Q1 home sales in Beijing, Shanghai, Guangzhou and Shenzhen dropped more than 40% this year from the same quarter in 2013.
Real estate is a huge driver of China’s GDP growth.Housing market contributes 33% of fixed-asset investment, equivalent of 16% of GDP. The decade-long housing boom has so far defied the bubble warnings, which began as far back as in 2007.
Is China’s housing bubble real? That depends on whether China’s surging housing prices are backed by speculation or a real lack of supply.
China has more than 160 cities with more than one million people and many hundreds the size of San Francisco.China added 787 million square meters of new residential floor space in 2013. There has been excessive buildout—that means the current supply is sufficient.
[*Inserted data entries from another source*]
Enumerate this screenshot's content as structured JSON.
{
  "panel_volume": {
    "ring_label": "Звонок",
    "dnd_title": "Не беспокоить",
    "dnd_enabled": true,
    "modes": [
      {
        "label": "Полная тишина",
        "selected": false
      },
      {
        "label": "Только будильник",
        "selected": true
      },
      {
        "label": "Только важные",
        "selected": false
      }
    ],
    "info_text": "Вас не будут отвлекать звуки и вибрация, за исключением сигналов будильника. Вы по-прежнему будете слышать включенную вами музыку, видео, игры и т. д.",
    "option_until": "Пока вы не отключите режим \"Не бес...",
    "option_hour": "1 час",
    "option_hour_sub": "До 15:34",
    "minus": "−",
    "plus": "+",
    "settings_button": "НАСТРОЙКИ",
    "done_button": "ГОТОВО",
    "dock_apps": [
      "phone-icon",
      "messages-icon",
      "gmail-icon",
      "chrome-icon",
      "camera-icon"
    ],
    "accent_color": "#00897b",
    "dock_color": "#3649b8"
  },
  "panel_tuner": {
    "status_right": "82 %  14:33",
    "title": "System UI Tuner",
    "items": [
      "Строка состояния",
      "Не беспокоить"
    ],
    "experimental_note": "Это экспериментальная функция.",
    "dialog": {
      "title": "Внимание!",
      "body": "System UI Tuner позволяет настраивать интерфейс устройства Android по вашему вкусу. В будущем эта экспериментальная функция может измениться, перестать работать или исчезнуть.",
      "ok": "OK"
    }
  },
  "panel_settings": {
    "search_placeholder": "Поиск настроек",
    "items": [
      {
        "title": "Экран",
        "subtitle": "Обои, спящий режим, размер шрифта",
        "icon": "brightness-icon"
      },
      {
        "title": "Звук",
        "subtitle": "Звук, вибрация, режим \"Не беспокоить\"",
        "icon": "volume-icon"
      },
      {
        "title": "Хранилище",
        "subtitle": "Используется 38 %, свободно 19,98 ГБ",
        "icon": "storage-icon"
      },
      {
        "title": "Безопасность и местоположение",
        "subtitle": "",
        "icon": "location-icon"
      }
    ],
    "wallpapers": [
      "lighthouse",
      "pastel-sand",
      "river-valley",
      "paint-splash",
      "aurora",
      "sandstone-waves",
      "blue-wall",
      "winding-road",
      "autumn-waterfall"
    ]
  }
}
However, before 2000, affordable properties were in massive construction to be sold to poor and middle-class families. Those flats are small and often share kitchens or bathrooms with the entire floor. And these houses are mainly in downtown, thus convenient for people to commute. Families, counting on them to save money for fancier and bigger flats, find them unable to sell and waiting to be bought out by developers when the land parcel sells. At the end of 2011, around 47% of China’s overall housing is such “crappy legacy housing.” Experts estimated only around one-third of home owners are living in “commodity houses”—while others hang on social or legacy housing. That means China might actually have a housing shortage.
What’s more, China’s household registration system limits who can buy property where, distorting potential demand and supply balance.
However, some argue that with building around 13.4% more floorspace each year, China finally has too much housing. For each person that moves to a city this year, developers will build around 121 square meters of new flooring. That number was 113 last year.
People, especially those in first-tier cities—Beijing, Shanghai, Guangzhou and Shenzhen, buy property in the big metropolises as investments.
But the first-tier cities’ account for only 5% of housing under construction and sales—and only 8% of overall housing investment in 2013. This is comparable to US property bubble burst when property prices did not collapse in New York, but instead in places like Orlando and Las Vegas. In China, the true risks property market might actually lie in third- and fourth-tier cities.